SONOMA COUNTY

How far would we need to drive to share a relaxing fall weekend with our kids? That was the question I posed as we approached our son Charles’ 25th birthday. After a bit of research, the answer turned out to be only an hour or so away in beautiful Sonoma County.

Most people associate Sonoma with wine country and are 100% correct. Some of the world’s best grapes are grown here, and the result is award-winning reds, whites and other assorted wines on shelves around the world.

For this trip, though, I wanted the five of us to return a little in time, back to the rustic and rural settings that are so easy to find in Sonoma County. Of course, we wanted to enjoy fine weather, excellent food and new landmarks we hadn’t experienced before.

We left Hayward and crossed the bay on the long-standing Richmond Bridge. It’s nowhere near as fancy or famous as the Bay Bridge or the Golden Gate, but the sights along the way are spectacular. The expanse of San Francisco Bay is incredibly beautiful, and the sight of Angel Island on your left will leave you breathless. As you near the end of the bridge, you come upon San Quentin Prison, where brilliant views of the bay are designed to remind hardened prisoners of the world they are missing on the outside.

Soon after passing the famous Marin County landmark, we hopped on Highway 101 north and then cut across to Highway 37 east along the San Pablo Bay, where we saw plenty of abandoned and rotting boats submerged in thick mud. Over the years, this 21-mile route has been plagued by flooding as it crosses a marsh home to endangered harvest mice.

Eventually, we reached a crossroad that took us past the Sonoma Raceway, home to NASCAR events and the Sears Point Racing Experience, where drivers are taught how to race competitively or where they can take performance driving lessons on the track with their own cars. We haven’t tried that yet, but that must be a thrill.
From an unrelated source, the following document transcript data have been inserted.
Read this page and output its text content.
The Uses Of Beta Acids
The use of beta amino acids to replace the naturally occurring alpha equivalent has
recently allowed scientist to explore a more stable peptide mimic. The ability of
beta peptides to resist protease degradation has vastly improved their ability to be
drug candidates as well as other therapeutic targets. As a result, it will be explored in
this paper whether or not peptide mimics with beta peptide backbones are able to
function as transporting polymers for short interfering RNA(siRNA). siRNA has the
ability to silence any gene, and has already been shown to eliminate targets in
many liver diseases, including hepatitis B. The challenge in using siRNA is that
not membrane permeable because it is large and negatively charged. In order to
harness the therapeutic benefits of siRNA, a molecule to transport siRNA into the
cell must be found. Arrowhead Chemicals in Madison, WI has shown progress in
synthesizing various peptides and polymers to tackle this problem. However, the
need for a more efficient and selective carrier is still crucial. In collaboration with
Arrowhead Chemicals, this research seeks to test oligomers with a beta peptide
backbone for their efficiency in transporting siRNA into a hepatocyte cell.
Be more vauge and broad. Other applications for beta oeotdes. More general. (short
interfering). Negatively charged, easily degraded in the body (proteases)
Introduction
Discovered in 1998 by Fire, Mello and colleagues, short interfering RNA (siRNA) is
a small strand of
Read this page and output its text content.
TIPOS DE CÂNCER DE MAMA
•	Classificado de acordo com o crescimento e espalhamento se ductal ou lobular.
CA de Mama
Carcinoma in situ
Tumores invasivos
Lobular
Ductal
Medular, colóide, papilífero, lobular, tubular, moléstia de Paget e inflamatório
The rest of the drive into the city of Sonoma was a relaxing meander past terraces of vineyards and homes that have been around for at least a century. Eventually, we reached the Sonoma Plaza, a cozy downtown area that met our requirements for a leap back in time. The City Hall building must have come out of central casting and is smack dab in the middle of the action. All around the square are quaint shops, restaurants and more than 30 wine tasting rooms. You could spend all day making the rounds here and never get bored. We stopped into a little shop that featured more varieties of olive oil than we thought possible. After some complimentary tastings, we settled on small bottles of garlic and basil olive oil plus another two ounces of strawberry balsamic vinegar.

Now for the step back into history. Across from Sonoma Plaza are the barracks used by the troops of General Mariano Guadalupe Vallejo, the man who created the town nearly 200 years ago. A statue commemorating the founder was dedicated in 2017. General Vallejo held high military positions in California when it was under Spanish and Mexican control. When California became a state, he helped draft its constitution and was elected a state senator. The general was also California’s first commercial wine grower.

His original home, Casa Grande, was lost in a fire, but you can still visit the site where his troops and servants lived and ate. Some argue that General Vallejo took advantage of native Americans who built this fort, but others defend him and point to his attempts to create treaties and protection for the tribes north of San Francisco Bay.

Directly across the street from where General Vallejo and his troops lived is the Mission San Francisco Solano, the 21st, last and northernmost of the California missions. The mission, founded by Father Jose Altamira, was established in 1823 by the California governor, who wanted to stave off the Russians, who were making a northward thrust.